Apr. 15th, 2005

ceebeegee: (Me)
They've made a remake of The Amityville Horror, and it opens today. I MUST see it. I saw the original when I was a kid--I'd read the book and God knows why but my mother allowed me to see it with her. I was so terrified I had to leave about a third of the way through (when the babysitter gets locked into the closet). I remember wandering through the movie theater peeking into other summer of '79 movies like The Muppet Movie and The Main Event and every now and then peeking again into TAH again and then being too scared to continue watching. I am not exaggerating when I say this movie stayed with me for YEARS--for literally years I was scared of any house that looked like that (with the windows), the time 3:15, the ideas of a master bedroom or a sewing room, anything that sounded like the last names of the two families (Lutz and DeFeo). I was a very imaginative kid and I could not get these images out of my head. (I had the same problem when I was nine and flipped through the pictures section of the paperback of Helter Skelter--after that I was CONVINCED Charles Manson was outside the window every night waiting to kill me. Absolutely convinced.)

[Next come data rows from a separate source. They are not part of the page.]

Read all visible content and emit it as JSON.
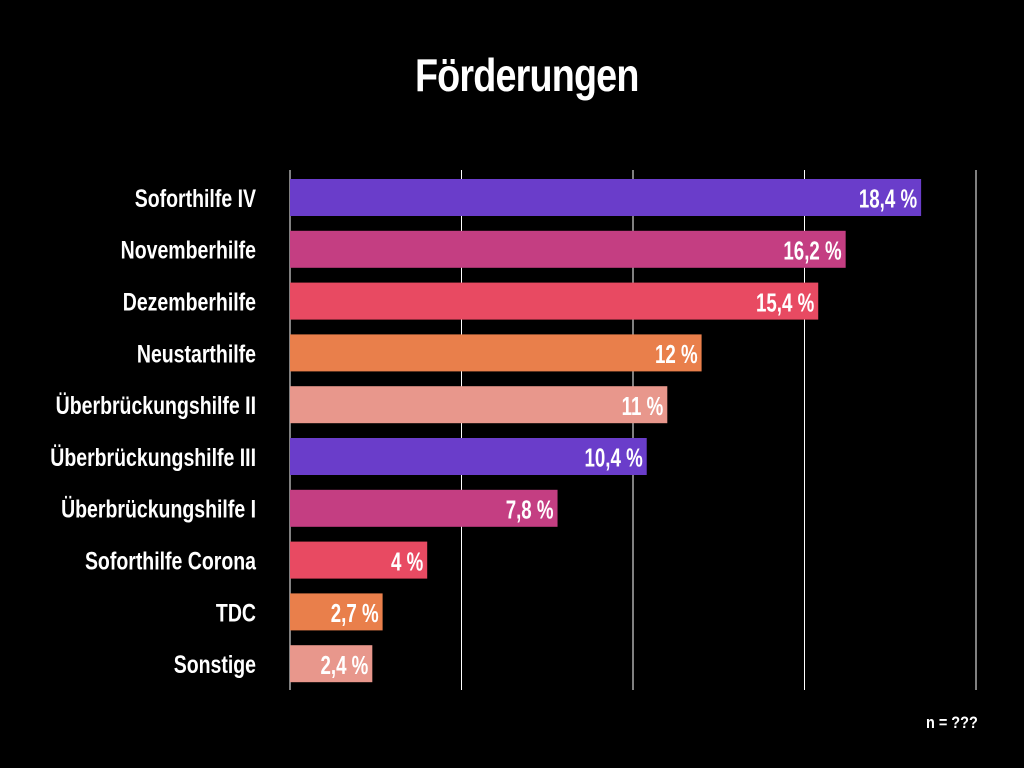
{
  "chart_data": {
    "type": "bar",
    "orientation": "horizontal",
    "title": "Förderungen",
    "categories": [
      "Soforthilfe IV",
      "Novemberhilfe",
      "Dezemberhilfe",
      "Neustarthilfe",
      "Überbrückungshilfe II",
      "Überbrückungshilfe III",
      "Überbrückungshilfe I",
      "Soforthilfe Corona",
      "TDC",
      "Sonstige"
    ],
    "values": [
      18.4,
      16.2,
      15.4,
      12,
      11,
      10.4,
      7.8,
      4,
      2.7,
      2.4
    ],
    "value_labels": [
      "18,4 %",
      "16,2 %",
      "15,4 %",
      "12 %",
      "11 %",
      "10,4 %",
      "7,8 %",
      "4 %",
      "2,7 %",
      "2,4 %"
    ],
    "colors": [
      "#6a3dca",
      "#c43e82",
      "#e84a62",
      "#e97f4b",
      "#e8978c",
      "#6a3dca",
      "#c43e82",
      "#e84a62",
      "#e97f4b",
      "#e8978c"
    ],
    "xlim": [
      0,
      20
    ],
    "grid": true,
    "xlabel": "",
    "ylabel": "",
    "legend": "none"
  },
  "footnote": "n = ???"
}
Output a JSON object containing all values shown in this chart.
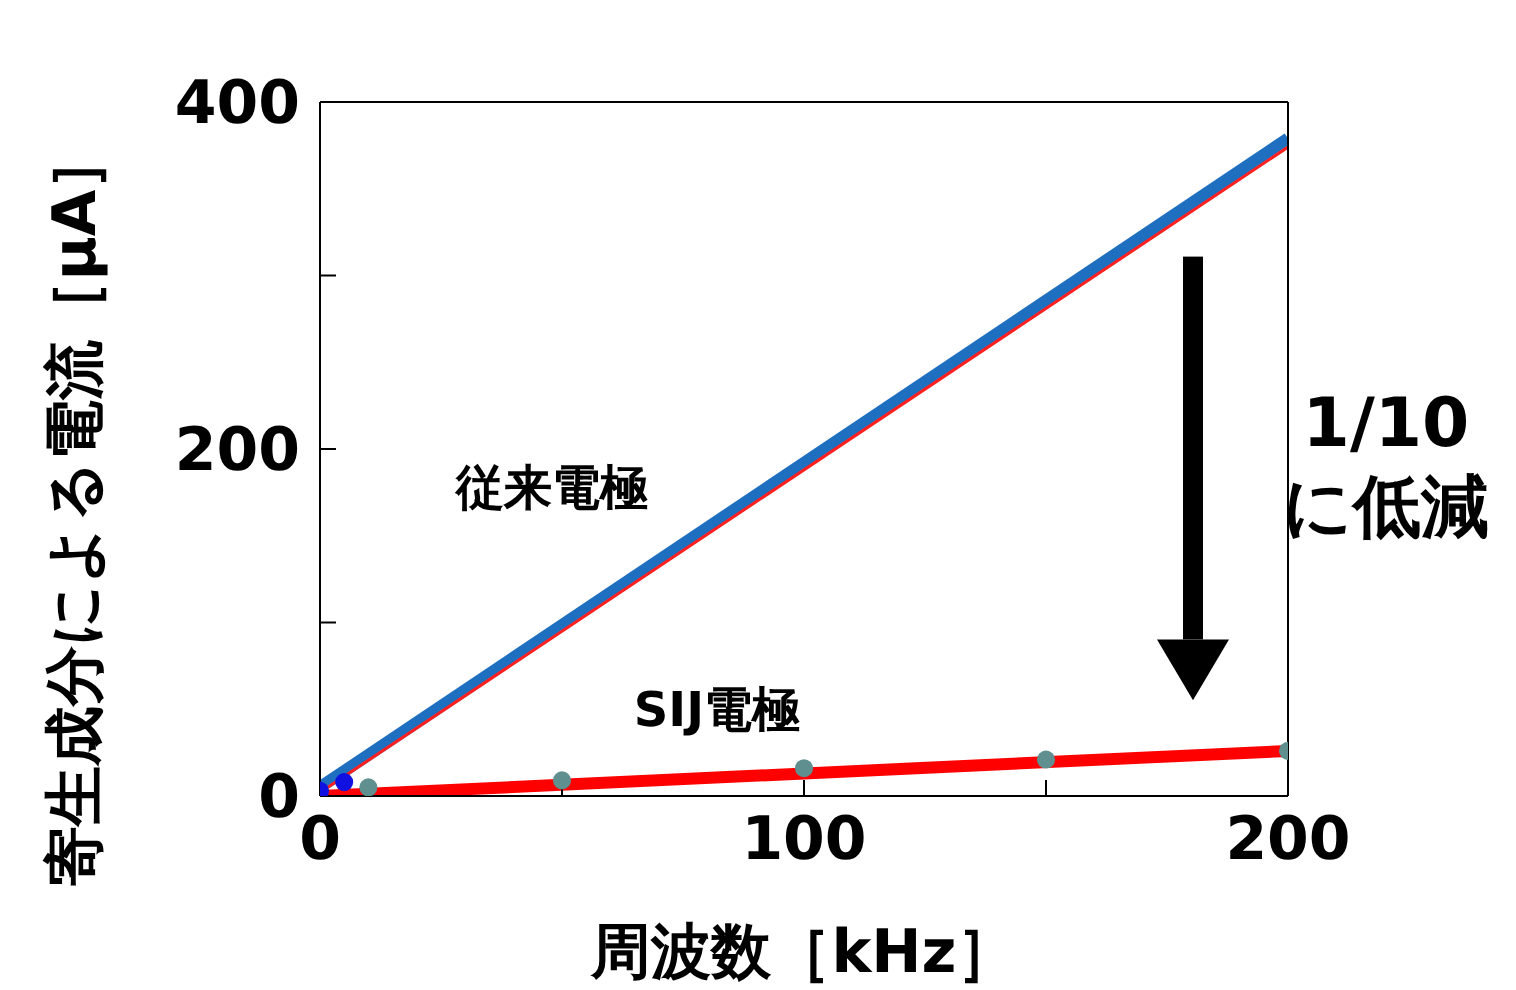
{
  "chart_data": {
    "type": "line",
    "xlabel": "周波数［kHz］",
    "ylabel": "寄生成分による電流［μA］",
    "xlim": [
      0,
      200
    ],
    "xticks": [
      0,
      {
        "value": 50,
        "label": null
      },
      100,
      {
        "value": 150,
        "label": null
      },
      200
    ],
    "ylim": [
      0,
      400
    ],
    "yticks": [
      0,
      {
        "value": 100,
        "label": null
      },
      200,
      {
        "value": 300,
        "label": null
      },
      400
    ],
    "series": [
      {
        "name": "従来電極",
        "color": "#1f6fc0",
        "x": [
          0,
          200
        ],
        "values": [
          5,
          379
        ]
      },
      {
        "color": "#ff2020",
        "x": [
          0,
          200
        ],
        "values": [
          2,
          374
        ]
      },
      {
        "name": "SIJ電極",
        "color": "#ff0000",
        "x": [
          0,
          200
        ],
        "values": [
          0,
          26
        ]
      },
      {
        "type": "scatter",
        "marker": "circle",
        "color": "#5f8f8f",
        "x": [
          10,
          50,
          100,
          150,
          200
        ],
        "values": [
          5,
          9,
          16,
          21,
          26
        ]
      },
      {
        "type": "scatter",
        "marker": "circle",
        "color": "#1010e0",
        "x": [
          0,
          5
        ],
        "values": [
          3,
          8
        ]
      }
    ],
    "annotations": [
      "1/10",
      "に低減"
    ],
    "line_style": "solid"
  }
}
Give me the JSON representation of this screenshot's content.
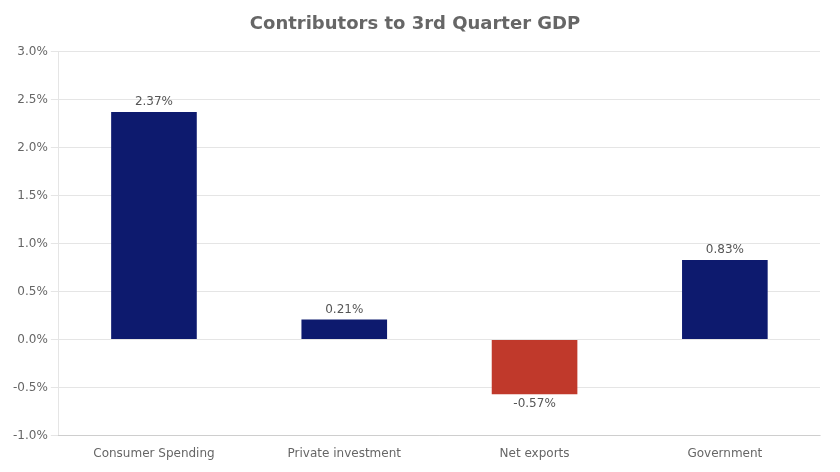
{
  "chart_data": {
    "type": "bar",
    "title": "Contributors to 3rd Quarter GDP",
    "categories": [
      "Consumer Spending",
      "Private investment",
      "Net exports",
      "Government"
    ],
    "values": [
      2.37,
      0.21,
      -0.57,
      0.83
    ],
    "value_labels": [
      "2.37%",
      "0.21%",
      "-0.57%",
      "0.83%"
    ],
    "colors": [
      "#0d1a6e",
      "#0d1a6e",
      "#c0392b",
      "#0d1a6e"
    ],
    "data_labels": true,
    "ylim": [
      -1.0,
      3.0
    ],
    "yticks": [
      {
        "value": -1.0,
        "label": "-1.0%"
      },
      {
        "value": -0.5,
        "label": "-0.5%"
      },
      {
        "value": 0.0,
        "label": "0.0%"
      },
      {
        "value": 0.5,
        "label": "0.5%"
      },
      {
        "value": 1.0,
        "label": "1.0%"
      },
      {
        "value": 1.5,
        "label": "1.5%"
      },
      {
        "value": 2.0,
        "label": "2.0%"
      },
      {
        "value": 2.5,
        "label": "2.5%"
      },
      {
        "value": 3.0,
        "label": "3.0%"
      }
    ],
    "grid": true
  }
}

4 years ago, I got up the courage to rent the video of TAH. I had to stop at times when the tension was too much and peek through my fingers, but I was able to get through it. Then a couple of years ago Tim and I were driving on Long Island and I convinced him to stop in Amityville to see the house. They've changed the address, and the owners have taken out the dormer windows because the town and the owners don't like the publicity that came with that story. But I knew I could find the house--the old address was on Ocean Avenue and it had a boat house, so we just kept driving toward the Atlantic side of the town toward the water, and then drove along the street that parallels the water. We found it. The house is distinctive enough (it's the only house that's sideways on its plot and doesn't face the street). I didn't get out of the car--I didn't want to annoy the neighbors--but I got a pretty good look at the house. I know a lot of the book (and of course the movie) was a hoax but still, the DeFeo family was murdered there--that really did happen. And the Lutzes still insist it happened--they have not backed down, including the three kids. Regardless of what did or didn't happen, it was still the house that haunted me as a child, and it was right in front of me.

Last Halloween I was able to watch the movie with Doug and just enjoy it. I noticed that actually...not that much happens! There's some GREAT imagery (that amazing shot of the windows lit up with lights inside them, and when the slime starts dripping down the walls as they're trying to get out with that weird slidey-string music--awesome!) but there's no actual confrontation a la Poltergeist. But now there's a remake and I MUST see it!
ceebeegee: (Me)
Prince Rainier died last week, and was buried today in Monaco. I've been looking through the various slideshows of the funeral. I love reading about the Grimaldis--they're such a great royal family, so much more fun than the Windsors. For one thing, they're all just gorgeous--the women are all--every last one--leggy and dramatic-looking and tall and breathtaking. Albert does have an unfortunate hairline, but his face is quite handsome, and Caroline's children, all of them, are just ridiculously good-looking--they look like teen idols.

And they're all so interesting--Stephanie is such the enfant terrible, with her escapades involving bodyguards and circus acrobats and children out of wedlock with anonymous fathers. It's all so scandalous! Apparently wood's colts and inappropriate liaisons are family traditions, though--Rainier's grandmother was a laundress with whom his grandfather, Prince Louis II, dallied, and his mother was made legitimate (and given the title of Princess) after her parents married. A laundress! It's like something out of a 19-century novel. Rainier's sister, Princess Antoinette, also had three children by the heir to a cigarette fortune before they finally made it legal. Such a lusty lot, unlike the phlegmatic Windsors.

Caroline did her share of hell-raising too what with carousing at discos and marrying so young, although hers weren't anywhere near as eyebrow-raising as Stephanie's (I'm told the two sisters have quite a rivalry going on--I think Stephanie was quite the family pet during her childhood, which might annoy anyone, and of course she was pretty messed up after her involvement in Grace's accident).

I have such a fondness for them all--I love reading about them. It makes me happy to know there are still such frivolous pleasures as beautiful princesses and sturdy princes in the world. Monaco is like a toy--it's tiny and beautiful and can't do any harm; it's just there to make us happy.